Does the sight of funeral cars in a procession make you sad? When you see a funeral home or something else related to death, do you get a lump in your throat thinking about a loved one’s death in the past? If so, TV might be a way to overcome this. One blogger lists five ways in which the show Six Feet Under has helped her be more comfortable with the idea of death.
1. “Everything. Everyone. Everywhere. Ends.” This tagline for the show points out a reality that some people don’t want to face. But once you come to grips with it, life is easier. Nobody gets out of this world alive and some leave it sooner than we expect. The show constantly reminds us of this in each episode.
2. The absence of grieving is acceptable. In one episode toward the end of the series, one character explains that he’s just tired of grieving. Instead of being sad, he just wants to make every minute of life count.
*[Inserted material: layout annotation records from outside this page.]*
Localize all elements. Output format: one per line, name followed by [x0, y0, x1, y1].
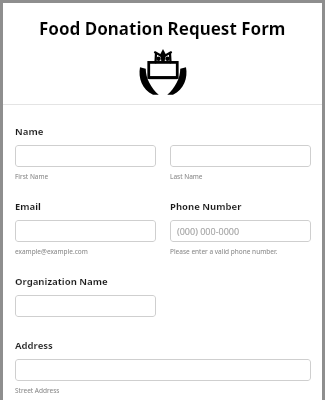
staticText: Name [15, 125, 44, 138]
staticText: (000) 000-0000 [177, 225, 240, 237]
button[interactable] [15, 145, 156, 167]
button[interactable]: (000) 000-0000 [170, 220, 311, 242]
button[interactable] [15, 295, 156, 317]
button[interactable] [15, 359, 311, 381]
other: Food donation [138, 48, 188, 96]
staticText: Last Name [170, 172, 203, 181]
staticText: Street Address [15, 386, 60, 395]
staticText: Food Donation Request Form [39, 17, 286, 40]
staticText: Email [15, 200, 41, 213]
button[interactable] [170, 145, 311, 167]
staticText: example@example.com [15, 247, 88, 256]
staticText: Organization Name [15, 275, 108, 288]
button[interactable] [15, 220, 156, 242]
staticText: First Name [15, 172, 49, 181]
staticText: Please enter a valid phone number. [170, 247, 278, 256]
staticText: Address [15, 339, 53, 352]
staticText: Phone Number [170, 200, 242, 213]
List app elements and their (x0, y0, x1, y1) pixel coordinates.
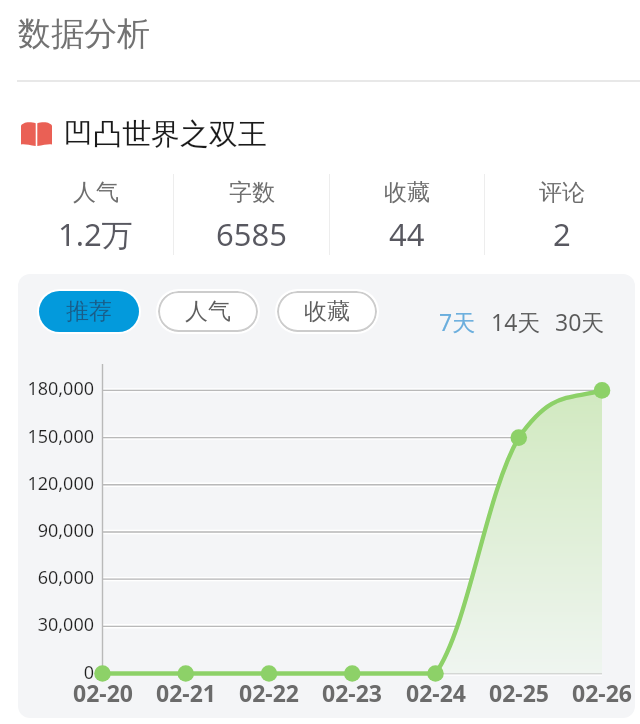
button[interactable]: 人气 (156, 289, 260, 334)
staticText: 02-22 (229, 677, 309, 708)
staticText: 180,000 (20, 376, 94, 401)
staticText: 评论 (539, 178, 585, 207)
staticText: 30天 (555, 306, 605, 337)
staticText: 14天 (491, 306, 541, 337)
staticText: 字数 (229, 178, 275, 207)
staticText: 90,000 (20, 518, 94, 543)
staticText: 人气 (185, 297, 231, 326)
button[interactable]: 30天 (555, 306, 605, 337)
staticText: 推荐 (66, 297, 112, 326)
staticText: 02-26 (562, 677, 635, 708)
button[interactable]: 收藏 (329, 170, 484, 260)
staticText: 02-25 (479, 677, 559, 708)
button[interactable]: 收藏 (275, 289, 379, 334)
staticText: 1.2万 (58, 213, 133, 255)
staticText: 6585 (216, 213, 287, 255)
staticText: 02-20 (63, 677, 143, 708)
staticText: 02-23 (312, 677, 392, 708)
staticText: 120,000 (20, 471, 94, 496)
staticText: 44 (389, 213, 425, 255)
staticText: 7天 (439, 306, 476, 337)
button[interactable]: 14天 (491, 306, 541, 337)
staticText: 02-24 (396, 677, 476, 708)
button[interactable]: 7天 (439, 306, 476, 337)
staticText: 人气 (73, 178, 119, 207)
button[interactable]: 字数 (173, 170, 329, 260)
staticText: 凹凸世界之双王 (64, 116, 267, 153)
staticText: 数据分析 (18, 13, 150, 55)
button[interactable]: 评论 (484, 170, 640, 260)
staticText: 0 (20, 660, 94, 685)
staticText: 30,000 (20, 612, 94, 637)
staticText: 收藏 (304, 297, 350, 326)
staticText: 60,000 (20, 565, 94, 590)
button[interactable]: 人气 (18, 170, 173, 260)
staticText: 收藏 (384, 178, 430, 207)
button[interactable]: 推荐 (37, 289, 141, 334)
staticText: 150,000 (20, 424, 94, 449)
staticText: 2 (553, 213, 571, 255)
staticText: 02-21 (146, 677, 226, 708)
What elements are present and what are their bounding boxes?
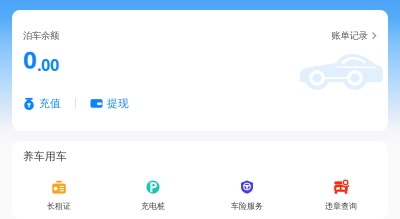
staticText: 养车用车 [23, 150, 67, 163]
staticText: .00 [37, 54, 59, 75]
staticText: 账单记录 [332, 30, 368, 42]
staticText: 泊车余额 [23, 30, 59, 42]
staticText: 车险服务 [231, 201, 263, 211]
button[interactable]: 账单记录 [332, 30, 377, 42]
button[interactable]: 长租证 [12, 179, 106, 211]
staticText: 0 [23, 44, 37, 75]
button[interactable]: 充值 [23, 97, 61, 110]
button[interactable]: 车险服务 [200, 179, 294, 211]
staticText: 充值 [39, 97, 61, 110]
button[interactable]: P [106, 179, 200, 211]
staticText: 充电桩 [141, 201, 165, 211]
staticText: 违章查询 [325, 201, 357, 211]
staticText: P [149, 178, 157, 196]
staticText: 提现 [107, 97, 129, 110]
button[interactable]: 违章查询 [294, 179, 388, 211]
button[interactable]: 提现 [90, 97, 129, 110]
staticText: 长租证 [47, 201, 71, 211]
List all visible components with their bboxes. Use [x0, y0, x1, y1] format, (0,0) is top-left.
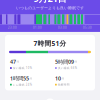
- staticText: 5時間09: [55, 58, 74, 65]
- staticText: 深い睡眠 10%: [13, 66, 32, 70]
- staticText: 9月21日: [34, 0, 66, 4]
- staticText: 浅い睡眠 66%: [58, 66, 77, 70]
- staticText: 1時間55: [10, 75, 29, 82]
- staticText: 01:00: [33, 26, 42, 29]
- staticText: 23:00: [8, 26, 17, 29]
- staticText: 03:00: [58, 26, 67, 29]
- staticText: いつものユーザーよりも良い睡眠です: [16, 6, 84, 10]
- staticText: 7時間51分: [34, 39, 66, 48]
- button[interactable]: 7時間51分: [5, 35, 95, 90]
- staticText: 分: [17, 60, 20, 63]
- staticText: 10: [55, 75, 61, 82]
- button[interactable]: 睡眠記録: [46, 98, 54, 100]
- staticText: 05:30: [83, 26, 92, 29]
- staticText: 覚醒時間: [58, 83, 70, 86]
- staticText: 分: [30, 77, 33, 80]
- staticText: レム睡眠 24%: [13, 83, 32, 86]
- staticText: 47: [10, 58, 16, 65]
- staticText: 分: [75, 60, 78, 63]
- staticText: 分: [62, 77, 65, 80]
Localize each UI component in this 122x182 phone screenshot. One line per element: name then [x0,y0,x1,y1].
There is a time for grieving, but it’s okay to let it go and move on once that time is over.
3. Death comes in the most unexpected ways. At the beginning of each episode, somebody dies. Sometimes it’s a normal way like choking on something and other times it’s as unusual as nearly getting decapitated from a street sign when standing up through the moon roof in a limousine.
4. The show makes you appreciate life. For many people, being around death makes them appreciate life even more. Some characters in the show exhibit this at times since they are always around the idea of death in the family-owned funeral home.
5. Six Feet Under gives you perspective. When you think of death as an inevitable part of life, it makes you prioritize your life and think about what’s really important.
If you’ve never seen the show, rent it on DVD. Just be prepared to get enthralled and emotionally invested in watching these different people experience life in so many ways.